Sikes credits a shift in service culture, as worries rose over deteriorating housing, and a change of heart in the real estate investment community toward military projects after early successes in privatization at Fort Carson, Colo., and Lackland Air Force Base, Texas.

"Frankly, everybody else wanted to see how those turned out before the momentum really got going," said Sikes.

Privatization happened or is under way at Naval Station Everett and Fort Lewis, Wash., San Diego Naval Base and at Wright-Patterson Air Force Base, Ohio. Deals will close this month on transfer of 5600 housing units at Fort Bragg and 1700 Marine Corps units near Beaufort, S.C. Contracts will be signed later this year at Fort Shafter and other bases in Hawai'i, Fort Stewart, Ga., Fort Eustis, Va., Little Rock Air Force Base, Ark., and Hill AFB, Utah.

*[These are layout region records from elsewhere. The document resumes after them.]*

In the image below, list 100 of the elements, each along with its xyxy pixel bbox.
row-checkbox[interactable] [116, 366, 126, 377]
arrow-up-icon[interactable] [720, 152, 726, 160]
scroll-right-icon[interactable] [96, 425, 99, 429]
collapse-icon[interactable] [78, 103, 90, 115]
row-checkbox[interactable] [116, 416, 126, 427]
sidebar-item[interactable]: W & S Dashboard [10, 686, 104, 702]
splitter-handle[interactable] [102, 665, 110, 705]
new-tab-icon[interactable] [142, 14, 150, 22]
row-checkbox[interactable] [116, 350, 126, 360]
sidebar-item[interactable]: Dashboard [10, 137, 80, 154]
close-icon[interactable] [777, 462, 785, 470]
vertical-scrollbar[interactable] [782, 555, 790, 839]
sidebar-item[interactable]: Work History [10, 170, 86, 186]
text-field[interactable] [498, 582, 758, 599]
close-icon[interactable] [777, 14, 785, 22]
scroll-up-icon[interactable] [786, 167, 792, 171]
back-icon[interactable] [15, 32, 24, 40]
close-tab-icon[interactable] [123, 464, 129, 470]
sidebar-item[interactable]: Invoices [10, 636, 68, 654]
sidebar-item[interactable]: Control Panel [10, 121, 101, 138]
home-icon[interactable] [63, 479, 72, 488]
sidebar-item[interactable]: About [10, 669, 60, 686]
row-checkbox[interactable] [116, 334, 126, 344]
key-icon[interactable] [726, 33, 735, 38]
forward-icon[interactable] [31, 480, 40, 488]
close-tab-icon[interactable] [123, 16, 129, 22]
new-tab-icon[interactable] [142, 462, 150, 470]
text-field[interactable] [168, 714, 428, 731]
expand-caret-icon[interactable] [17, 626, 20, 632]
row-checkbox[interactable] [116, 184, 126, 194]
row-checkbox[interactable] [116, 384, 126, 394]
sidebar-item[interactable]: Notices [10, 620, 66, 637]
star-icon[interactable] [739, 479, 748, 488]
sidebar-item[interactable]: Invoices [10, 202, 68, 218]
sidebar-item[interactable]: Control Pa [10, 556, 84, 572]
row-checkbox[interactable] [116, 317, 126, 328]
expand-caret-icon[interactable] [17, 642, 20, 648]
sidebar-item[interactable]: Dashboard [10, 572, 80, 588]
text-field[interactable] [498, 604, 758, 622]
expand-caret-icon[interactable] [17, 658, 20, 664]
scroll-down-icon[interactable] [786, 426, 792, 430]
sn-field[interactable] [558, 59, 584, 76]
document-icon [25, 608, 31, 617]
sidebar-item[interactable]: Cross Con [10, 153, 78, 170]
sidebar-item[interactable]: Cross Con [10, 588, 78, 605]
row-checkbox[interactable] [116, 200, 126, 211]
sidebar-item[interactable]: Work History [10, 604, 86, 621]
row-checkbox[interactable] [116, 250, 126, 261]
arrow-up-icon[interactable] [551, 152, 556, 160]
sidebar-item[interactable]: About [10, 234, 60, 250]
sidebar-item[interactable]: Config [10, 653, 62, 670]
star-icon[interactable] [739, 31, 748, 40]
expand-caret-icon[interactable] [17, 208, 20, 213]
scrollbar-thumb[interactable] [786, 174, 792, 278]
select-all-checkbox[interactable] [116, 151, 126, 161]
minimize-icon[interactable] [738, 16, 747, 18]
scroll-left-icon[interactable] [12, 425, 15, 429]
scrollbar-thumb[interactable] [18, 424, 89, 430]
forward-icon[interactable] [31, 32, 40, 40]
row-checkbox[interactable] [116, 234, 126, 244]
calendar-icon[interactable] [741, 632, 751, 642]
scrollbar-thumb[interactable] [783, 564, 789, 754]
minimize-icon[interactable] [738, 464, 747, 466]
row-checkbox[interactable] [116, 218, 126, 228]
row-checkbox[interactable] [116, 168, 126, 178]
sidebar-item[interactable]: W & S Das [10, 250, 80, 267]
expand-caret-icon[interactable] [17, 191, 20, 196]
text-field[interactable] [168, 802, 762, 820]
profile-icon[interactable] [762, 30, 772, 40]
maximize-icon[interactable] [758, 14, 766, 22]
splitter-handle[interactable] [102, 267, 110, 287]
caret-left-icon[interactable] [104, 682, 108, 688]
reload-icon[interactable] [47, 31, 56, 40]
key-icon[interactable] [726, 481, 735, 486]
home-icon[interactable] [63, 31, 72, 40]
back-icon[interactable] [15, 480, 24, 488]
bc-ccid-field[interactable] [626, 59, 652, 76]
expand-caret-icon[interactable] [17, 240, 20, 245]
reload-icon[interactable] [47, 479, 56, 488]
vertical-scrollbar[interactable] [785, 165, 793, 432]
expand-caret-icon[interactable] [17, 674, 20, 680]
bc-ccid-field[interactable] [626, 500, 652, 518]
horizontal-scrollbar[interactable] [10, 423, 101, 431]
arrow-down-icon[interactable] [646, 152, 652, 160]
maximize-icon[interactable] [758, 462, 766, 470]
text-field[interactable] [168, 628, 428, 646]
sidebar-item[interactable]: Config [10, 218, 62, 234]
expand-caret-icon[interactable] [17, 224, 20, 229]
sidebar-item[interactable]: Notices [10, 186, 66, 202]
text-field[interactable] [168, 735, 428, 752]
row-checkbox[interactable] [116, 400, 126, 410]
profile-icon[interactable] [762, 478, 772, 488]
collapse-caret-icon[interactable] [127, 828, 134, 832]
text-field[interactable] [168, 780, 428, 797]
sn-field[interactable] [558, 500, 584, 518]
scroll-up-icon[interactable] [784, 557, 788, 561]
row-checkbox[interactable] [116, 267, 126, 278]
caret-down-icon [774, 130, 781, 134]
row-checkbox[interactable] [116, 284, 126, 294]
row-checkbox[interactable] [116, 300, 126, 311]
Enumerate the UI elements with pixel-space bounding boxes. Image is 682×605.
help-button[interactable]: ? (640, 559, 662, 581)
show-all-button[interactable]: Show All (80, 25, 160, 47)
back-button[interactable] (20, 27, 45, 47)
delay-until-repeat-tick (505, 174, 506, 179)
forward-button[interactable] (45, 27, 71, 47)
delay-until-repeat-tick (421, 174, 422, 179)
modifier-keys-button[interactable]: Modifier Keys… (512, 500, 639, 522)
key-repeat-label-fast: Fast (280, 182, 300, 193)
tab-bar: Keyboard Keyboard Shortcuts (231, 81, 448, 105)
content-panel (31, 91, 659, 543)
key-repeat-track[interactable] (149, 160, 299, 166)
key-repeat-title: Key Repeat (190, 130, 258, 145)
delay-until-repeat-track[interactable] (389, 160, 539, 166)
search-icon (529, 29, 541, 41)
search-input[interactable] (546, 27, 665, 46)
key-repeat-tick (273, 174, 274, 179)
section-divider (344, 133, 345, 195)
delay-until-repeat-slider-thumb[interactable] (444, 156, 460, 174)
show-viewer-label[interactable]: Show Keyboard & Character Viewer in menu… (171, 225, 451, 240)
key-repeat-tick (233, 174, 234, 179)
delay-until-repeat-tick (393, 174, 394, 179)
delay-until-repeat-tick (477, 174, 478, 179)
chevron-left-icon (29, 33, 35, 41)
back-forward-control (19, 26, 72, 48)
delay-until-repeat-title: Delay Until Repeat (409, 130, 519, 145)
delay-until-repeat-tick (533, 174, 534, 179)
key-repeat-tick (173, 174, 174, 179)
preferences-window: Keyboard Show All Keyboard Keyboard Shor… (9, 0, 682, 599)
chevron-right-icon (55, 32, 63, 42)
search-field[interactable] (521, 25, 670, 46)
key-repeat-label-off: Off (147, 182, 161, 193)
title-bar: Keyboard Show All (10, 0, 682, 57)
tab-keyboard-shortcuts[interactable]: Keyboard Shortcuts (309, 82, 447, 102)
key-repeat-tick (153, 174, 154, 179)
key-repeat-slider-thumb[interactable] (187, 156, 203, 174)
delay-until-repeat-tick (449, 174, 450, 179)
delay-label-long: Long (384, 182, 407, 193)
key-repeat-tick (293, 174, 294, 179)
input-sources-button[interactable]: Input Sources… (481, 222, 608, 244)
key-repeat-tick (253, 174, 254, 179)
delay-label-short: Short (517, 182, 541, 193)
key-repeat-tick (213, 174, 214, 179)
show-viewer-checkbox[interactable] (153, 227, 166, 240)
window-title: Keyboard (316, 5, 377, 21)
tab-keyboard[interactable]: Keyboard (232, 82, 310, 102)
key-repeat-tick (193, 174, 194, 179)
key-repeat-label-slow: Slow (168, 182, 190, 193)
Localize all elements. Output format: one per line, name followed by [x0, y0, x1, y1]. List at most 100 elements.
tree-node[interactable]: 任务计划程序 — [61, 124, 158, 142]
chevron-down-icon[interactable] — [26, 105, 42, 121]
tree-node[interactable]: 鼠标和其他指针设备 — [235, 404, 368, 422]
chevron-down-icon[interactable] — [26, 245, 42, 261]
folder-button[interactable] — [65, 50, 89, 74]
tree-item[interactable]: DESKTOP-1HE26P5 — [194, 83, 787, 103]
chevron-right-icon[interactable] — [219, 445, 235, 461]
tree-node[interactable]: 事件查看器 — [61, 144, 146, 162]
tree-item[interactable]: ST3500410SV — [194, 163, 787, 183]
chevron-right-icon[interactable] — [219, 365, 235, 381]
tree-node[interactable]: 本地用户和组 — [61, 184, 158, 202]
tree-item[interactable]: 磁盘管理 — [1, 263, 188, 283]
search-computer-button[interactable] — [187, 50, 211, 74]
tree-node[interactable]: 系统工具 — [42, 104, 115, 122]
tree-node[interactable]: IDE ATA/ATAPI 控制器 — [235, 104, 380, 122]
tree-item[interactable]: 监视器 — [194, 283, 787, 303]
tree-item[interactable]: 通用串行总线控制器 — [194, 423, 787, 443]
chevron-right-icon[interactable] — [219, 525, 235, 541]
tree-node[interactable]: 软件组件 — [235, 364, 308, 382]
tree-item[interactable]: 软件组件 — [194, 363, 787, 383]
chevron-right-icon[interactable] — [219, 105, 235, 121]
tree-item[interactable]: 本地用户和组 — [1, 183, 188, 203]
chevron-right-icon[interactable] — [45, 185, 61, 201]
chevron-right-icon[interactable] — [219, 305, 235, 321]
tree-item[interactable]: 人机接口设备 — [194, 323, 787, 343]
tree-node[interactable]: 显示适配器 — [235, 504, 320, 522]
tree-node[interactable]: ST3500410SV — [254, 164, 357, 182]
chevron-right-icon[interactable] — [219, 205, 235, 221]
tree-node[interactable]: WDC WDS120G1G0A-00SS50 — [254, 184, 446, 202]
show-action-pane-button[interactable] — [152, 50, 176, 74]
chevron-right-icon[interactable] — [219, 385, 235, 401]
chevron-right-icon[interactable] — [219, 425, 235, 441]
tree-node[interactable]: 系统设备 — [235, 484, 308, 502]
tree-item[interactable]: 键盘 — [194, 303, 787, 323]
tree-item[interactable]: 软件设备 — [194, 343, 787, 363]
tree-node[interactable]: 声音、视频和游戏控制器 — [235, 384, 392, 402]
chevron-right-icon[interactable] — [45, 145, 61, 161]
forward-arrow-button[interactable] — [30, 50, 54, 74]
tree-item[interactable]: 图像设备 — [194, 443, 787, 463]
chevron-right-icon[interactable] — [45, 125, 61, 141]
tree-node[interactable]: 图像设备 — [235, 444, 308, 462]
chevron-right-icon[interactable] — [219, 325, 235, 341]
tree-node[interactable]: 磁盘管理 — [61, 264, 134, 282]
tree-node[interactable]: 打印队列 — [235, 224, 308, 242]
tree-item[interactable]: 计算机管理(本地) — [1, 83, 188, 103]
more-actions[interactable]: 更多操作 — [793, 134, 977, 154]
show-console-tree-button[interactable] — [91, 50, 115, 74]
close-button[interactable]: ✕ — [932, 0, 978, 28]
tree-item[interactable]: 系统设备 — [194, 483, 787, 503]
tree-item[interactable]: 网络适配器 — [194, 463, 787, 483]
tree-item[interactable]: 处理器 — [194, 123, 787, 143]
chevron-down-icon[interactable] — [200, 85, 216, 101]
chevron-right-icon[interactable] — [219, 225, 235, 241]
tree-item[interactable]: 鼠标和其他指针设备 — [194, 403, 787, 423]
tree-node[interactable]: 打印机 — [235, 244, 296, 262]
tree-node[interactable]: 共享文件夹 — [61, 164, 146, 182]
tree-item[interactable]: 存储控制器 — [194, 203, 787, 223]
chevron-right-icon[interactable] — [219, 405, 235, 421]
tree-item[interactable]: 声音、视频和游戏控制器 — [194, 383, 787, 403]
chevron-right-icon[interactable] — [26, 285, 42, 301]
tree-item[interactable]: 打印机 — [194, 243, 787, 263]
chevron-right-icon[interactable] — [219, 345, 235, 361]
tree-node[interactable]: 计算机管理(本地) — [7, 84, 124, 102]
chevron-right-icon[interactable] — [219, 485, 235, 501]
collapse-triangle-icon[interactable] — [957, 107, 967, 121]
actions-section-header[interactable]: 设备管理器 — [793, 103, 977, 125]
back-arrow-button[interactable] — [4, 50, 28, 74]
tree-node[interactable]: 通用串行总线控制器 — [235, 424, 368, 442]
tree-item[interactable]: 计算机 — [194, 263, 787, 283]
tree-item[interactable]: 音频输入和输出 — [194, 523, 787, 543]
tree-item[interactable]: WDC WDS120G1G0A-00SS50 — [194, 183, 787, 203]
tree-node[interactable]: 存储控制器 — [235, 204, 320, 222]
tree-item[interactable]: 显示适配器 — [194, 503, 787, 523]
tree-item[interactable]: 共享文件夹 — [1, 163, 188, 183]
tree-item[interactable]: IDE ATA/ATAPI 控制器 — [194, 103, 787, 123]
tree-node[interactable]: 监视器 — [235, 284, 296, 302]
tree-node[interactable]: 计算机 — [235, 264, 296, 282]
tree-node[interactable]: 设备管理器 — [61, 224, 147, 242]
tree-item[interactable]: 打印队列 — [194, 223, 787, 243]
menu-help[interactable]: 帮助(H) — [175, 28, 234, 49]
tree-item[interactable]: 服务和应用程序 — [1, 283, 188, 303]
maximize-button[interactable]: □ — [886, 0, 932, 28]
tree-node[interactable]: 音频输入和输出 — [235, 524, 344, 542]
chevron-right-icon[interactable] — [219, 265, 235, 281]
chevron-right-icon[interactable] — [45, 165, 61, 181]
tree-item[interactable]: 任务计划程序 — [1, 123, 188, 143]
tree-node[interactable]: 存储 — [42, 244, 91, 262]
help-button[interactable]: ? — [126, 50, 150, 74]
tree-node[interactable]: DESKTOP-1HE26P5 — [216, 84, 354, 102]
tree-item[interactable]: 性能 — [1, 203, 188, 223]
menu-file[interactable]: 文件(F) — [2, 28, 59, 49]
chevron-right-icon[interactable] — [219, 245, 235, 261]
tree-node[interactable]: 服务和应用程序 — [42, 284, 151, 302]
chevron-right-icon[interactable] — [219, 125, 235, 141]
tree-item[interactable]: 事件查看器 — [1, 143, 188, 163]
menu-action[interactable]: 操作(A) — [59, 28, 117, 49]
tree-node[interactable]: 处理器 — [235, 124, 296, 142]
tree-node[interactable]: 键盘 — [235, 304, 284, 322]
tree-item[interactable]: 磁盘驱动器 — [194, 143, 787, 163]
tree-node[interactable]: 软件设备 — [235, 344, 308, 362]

The idea behind privatization is to leverage construction dollars to quicken the overhaul of military housing. Deals can involve the transfer of units and sometimes land. Contractors agree to renovate or replace, then to rent back to military families at rates to match their housing allowances.

Reaction to privatization among service families, such as those at Fort Carson, has been very positive, Sikes said.

"We signed the deal and 1800 soldiers had to go down and fill out allotments" to cover their rent. It confused them, he said. "But once the dust settled, people said, 'Hey, this is pretty good. I called the guy up to fix my sink and he wanted to fix my door knob, too.' The private sector operates different from the government."

It's a difference, Sikes said, that many more military families will come to appreciate soon.